Только мой дорогой супруг понимает этот ритуал поминовения, который я устраиваю каждый год в день трагедии. На закате я пущу по воде кусочек дерева со свечой в том самом месте, где много лет тому назад я целовала ее, прощаясь. Я всегда буду помнить, как заглянула в ее большие доверчивые глаза, поцеловала еще раз на прощание ладошку ее пухлой ручонки и сказала ей «До свидания!».

Я отпущу лодочку с горящей свечой и постою на берегу, глядя ей вослед, пока слезы не заполнят мои глаза, и попрошу вернуть мне то, что вернуть уже нельзя.

Глава 6

– Не позволю я везти меня в ящике как труп, – заявила Пиппа.

Айдан тяжело вздохнул. Донал Ог и Яго обменялись гневными взглядами.

– Мне кареты не менее противны, – собрав все оставшееся терпение, произнес Айдан, – но лорд Ламли заверил меня, что люди из высшего света передвигаются только в каретах.

С кислым выражением лица эта призрачная голубая фея подозрительно оглядела внутреннее убранство деревянной мекленбургской кареты.

– Жертвы моды, – проворчала она, – были доставлены в катафалке.

– Больше похоже на повозку кукольника, – съязвил Яго.

– Какую еще повозку кукольника? – Айдан бросил сердитый взгляд в его сторону.

– Ну такую, которая останавливается на углах улиц и показывает спектакли прямо из своих повозок. – Яго скрестил руки на груди. – Так ведь, крошка?

– Ничего общего с повозкой кукольника. Тут все закрыто со всех сторон, и в ней темно, – возразила Пиппа. – Она специально сделана для тех, кому есть что скрывать.

«Значит, это точно для меня», – подумал Айдан.

– Или тех, кому дела нет, куда их везут. – Она взглянула на кучера, примостившегося на узкой огражденной скамейке перед деревянным коробом кареты.
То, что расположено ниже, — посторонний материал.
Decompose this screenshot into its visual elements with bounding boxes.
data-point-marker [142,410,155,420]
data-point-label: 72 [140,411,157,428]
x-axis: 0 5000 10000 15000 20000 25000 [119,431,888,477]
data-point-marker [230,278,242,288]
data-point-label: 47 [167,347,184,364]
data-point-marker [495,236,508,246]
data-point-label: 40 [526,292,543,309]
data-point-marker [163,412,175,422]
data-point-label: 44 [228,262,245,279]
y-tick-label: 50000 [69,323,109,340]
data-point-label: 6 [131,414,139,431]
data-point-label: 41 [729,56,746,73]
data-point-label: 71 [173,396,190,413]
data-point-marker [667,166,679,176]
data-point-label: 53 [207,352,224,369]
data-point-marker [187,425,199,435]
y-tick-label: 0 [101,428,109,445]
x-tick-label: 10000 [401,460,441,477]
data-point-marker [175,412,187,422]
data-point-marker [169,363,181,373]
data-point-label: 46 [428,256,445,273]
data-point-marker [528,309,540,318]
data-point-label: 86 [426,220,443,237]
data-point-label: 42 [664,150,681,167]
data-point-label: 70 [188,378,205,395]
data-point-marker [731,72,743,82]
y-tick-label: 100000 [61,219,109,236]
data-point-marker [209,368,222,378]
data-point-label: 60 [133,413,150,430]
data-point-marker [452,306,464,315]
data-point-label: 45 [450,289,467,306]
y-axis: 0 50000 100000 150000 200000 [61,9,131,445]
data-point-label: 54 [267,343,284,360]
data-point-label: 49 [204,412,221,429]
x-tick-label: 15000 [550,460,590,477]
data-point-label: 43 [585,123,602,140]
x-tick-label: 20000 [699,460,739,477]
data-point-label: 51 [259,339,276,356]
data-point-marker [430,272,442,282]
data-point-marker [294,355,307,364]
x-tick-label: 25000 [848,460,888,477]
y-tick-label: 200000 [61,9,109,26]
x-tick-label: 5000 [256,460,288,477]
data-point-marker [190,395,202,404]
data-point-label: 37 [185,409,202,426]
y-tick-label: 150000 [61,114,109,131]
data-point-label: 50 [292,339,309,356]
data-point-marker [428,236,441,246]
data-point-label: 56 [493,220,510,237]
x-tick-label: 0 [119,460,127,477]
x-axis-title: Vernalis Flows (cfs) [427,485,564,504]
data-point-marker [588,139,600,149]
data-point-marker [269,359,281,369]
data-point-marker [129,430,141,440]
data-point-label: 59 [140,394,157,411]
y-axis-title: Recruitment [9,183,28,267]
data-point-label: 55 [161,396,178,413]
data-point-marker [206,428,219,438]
Кучер ответил свирепым взглядом.

– Подожди, я помогу тебе, – сказал Айдан. Взяв ее за талию обеими руками, он приподнял ее над землей и поставил прямо в карету. Затем занял место напротив нее на неровном сиденье, набитом конским волосом. Внутри кареты особой отделки не было, свет почти не проникал сюда. Пахло кожей и лошадьми. В темном замкнутом пространстве он почувствовал нежность к маленькой мятежнице, сердито глядящей в его сторону.